Bipartisan drug import bill fixes exhaustion and contract barriers, runs afoul of FTAs and Hague Convention

Thirukumaran Balasubramaniam, CPTech
April 23, 2004


CPTech has spent some time talking with congressional staffers and legal experts in discussing S.2328, entitled, the “Pharmaceutical Market Access and Drug Safety Act of 2004” introduced in the United States Senate on April 21st, 2004. This bipartisan bill is sponsored by Sen Dorgan (D-ND), Sen Snowe (R-ME), Sen Kennedy (D-MA), Sen McCain (R-AZ), Sen Daschle (D-SD), Sen Lott (R-MS), Sen Stabenow (D-MI), Sen Johnson (D-SD), Sen Pryor (D-AR), Sen Feingold (D-WI) and Sen Chafee (R-RI).

With respect to the question of exhaustion, the bill unequivocally declares on page 63, subparagraph (h), that,

“It shall not be an act of infringement to use, offer to sell, or sell within the United States or to import into the United States any patented invention under section 804 of the Federal Food, Drug, and Cosmetic Act that was first sold abroad by or under authority of the owner or licensee of such patent."

It is the view of CPTech that this language would afford the United States a regime of international exhaustion for prescription pharmaceutical drugs thus solving the limitations posed by the Jazz Camera Photo decision.

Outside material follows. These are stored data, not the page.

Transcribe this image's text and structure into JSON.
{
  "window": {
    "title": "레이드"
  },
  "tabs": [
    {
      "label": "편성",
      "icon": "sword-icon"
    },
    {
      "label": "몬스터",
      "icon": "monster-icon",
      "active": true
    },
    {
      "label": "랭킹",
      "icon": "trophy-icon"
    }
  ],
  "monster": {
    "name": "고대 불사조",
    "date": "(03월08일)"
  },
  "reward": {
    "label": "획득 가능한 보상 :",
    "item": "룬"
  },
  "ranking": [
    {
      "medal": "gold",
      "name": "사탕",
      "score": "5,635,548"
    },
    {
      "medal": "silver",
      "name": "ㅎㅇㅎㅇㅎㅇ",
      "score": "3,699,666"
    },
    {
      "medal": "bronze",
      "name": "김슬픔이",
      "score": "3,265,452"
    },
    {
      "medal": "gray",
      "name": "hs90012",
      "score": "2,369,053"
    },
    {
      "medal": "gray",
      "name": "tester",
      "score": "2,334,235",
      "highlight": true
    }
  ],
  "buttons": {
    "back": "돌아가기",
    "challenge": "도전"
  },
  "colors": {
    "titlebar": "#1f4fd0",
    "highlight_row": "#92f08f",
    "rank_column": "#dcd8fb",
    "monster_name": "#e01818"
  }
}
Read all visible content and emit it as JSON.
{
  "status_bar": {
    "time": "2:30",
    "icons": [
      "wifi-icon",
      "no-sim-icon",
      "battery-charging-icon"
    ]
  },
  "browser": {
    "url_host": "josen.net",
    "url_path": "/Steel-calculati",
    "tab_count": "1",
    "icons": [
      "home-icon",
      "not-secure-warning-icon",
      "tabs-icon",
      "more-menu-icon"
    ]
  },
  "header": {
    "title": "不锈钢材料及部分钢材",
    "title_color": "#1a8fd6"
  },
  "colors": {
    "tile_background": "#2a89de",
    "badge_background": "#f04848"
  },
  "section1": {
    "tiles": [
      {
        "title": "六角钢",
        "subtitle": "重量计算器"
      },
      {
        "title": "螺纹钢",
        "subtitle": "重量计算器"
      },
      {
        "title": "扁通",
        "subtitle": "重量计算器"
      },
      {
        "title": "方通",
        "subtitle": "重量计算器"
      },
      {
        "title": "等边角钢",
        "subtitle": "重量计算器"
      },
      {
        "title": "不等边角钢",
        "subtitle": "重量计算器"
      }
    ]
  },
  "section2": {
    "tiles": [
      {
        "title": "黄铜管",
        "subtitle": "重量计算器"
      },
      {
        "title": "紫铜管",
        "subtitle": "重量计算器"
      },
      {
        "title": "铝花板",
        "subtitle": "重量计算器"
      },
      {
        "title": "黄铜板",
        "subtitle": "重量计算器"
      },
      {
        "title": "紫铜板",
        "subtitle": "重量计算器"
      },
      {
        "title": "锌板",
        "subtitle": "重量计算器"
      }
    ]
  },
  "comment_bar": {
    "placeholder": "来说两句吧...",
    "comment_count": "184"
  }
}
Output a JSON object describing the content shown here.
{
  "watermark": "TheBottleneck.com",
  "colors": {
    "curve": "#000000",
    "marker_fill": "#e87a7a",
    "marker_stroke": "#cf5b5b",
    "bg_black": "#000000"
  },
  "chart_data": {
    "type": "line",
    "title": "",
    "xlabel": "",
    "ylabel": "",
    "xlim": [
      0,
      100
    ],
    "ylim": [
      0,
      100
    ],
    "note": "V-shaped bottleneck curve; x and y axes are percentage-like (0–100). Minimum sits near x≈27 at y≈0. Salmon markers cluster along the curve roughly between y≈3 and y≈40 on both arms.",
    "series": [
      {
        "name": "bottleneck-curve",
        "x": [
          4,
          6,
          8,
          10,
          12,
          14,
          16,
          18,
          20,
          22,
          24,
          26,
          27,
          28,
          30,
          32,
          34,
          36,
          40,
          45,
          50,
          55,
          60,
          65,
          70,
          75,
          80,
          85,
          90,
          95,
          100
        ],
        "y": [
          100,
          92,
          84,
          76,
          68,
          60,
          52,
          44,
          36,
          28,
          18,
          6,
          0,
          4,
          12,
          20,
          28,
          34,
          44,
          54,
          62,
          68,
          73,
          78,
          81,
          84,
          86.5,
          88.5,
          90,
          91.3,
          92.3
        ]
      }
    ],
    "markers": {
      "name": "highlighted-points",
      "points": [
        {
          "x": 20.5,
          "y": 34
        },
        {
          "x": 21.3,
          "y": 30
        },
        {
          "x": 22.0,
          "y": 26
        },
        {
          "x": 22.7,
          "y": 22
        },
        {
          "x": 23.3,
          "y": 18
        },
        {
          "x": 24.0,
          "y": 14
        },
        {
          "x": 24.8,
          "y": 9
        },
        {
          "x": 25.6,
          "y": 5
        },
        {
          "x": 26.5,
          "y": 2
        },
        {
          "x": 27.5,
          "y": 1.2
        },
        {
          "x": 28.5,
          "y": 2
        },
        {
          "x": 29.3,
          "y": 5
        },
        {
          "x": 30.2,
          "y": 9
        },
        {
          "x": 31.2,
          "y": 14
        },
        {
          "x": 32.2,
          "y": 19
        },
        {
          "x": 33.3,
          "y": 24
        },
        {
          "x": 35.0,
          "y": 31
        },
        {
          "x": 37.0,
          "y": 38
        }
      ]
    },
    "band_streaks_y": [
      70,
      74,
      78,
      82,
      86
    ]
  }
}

We note that Article 5(d) of the Doha Declaration on the TRIPS Agreement states that:

“The effect of the provisions in the TRIPS Agreement that are relevant to the exhaustion of intellectual property rights is to leave each member free to establish its own regime for such exhaustion without challenge, subject to the MFN and national treatment provisions of Articles 3 and 4.”

Bill S. 2328 implements Article 5(d) of the Doha Declaration in establishing a regime of international exhaustion for prescription pharmaceutical drugs in the United States.

In addition, this bill appears to amend the Clayton Act (15 U.S.C. 12 et seq) by making it illegal to contractually prohibit parallel importation. We note that this is in direct conflict with bilateral free trade agreements (FTAs) that the U.S. has negotiated with Australia (Article 17(9)(4) of the U.S.-Australia FTA), Morocco (Article 15.9(4) of the U.S.-Morocco FTA) and Singapore (Article 16(7)(2) of the U.S.-Singapore FTA). The U.S.-Australia FTA does not permit parallel imports if the patent holder has placed restriction on parallel imports through a contract or “other means” (Article 17(9)(4). The U.S.-Morocco FTA permits the patent holder to prevent the importation of an invention, regardless of whether it has already been sold abroad. Parties can limit this to cases where the patent owner has forbidden parallel imports by contract (Article 15(9)(4). The U.S.-Singapore FTA permits patent holders to block parallel imports by mandating cross-border enforcement of contracts (Article 16(7)(2).

We intend to ask the U.S. Department of State, the U.S. Patent and Trademark Office and the USTR to comment on the relationship between this bill and the position of the U.S. government at the current negotiations at the Hague Jurisdiction and Enforcement of Judgments Convention and with respect to the aforementioned FTAs with Australia, Morocco and Singapore.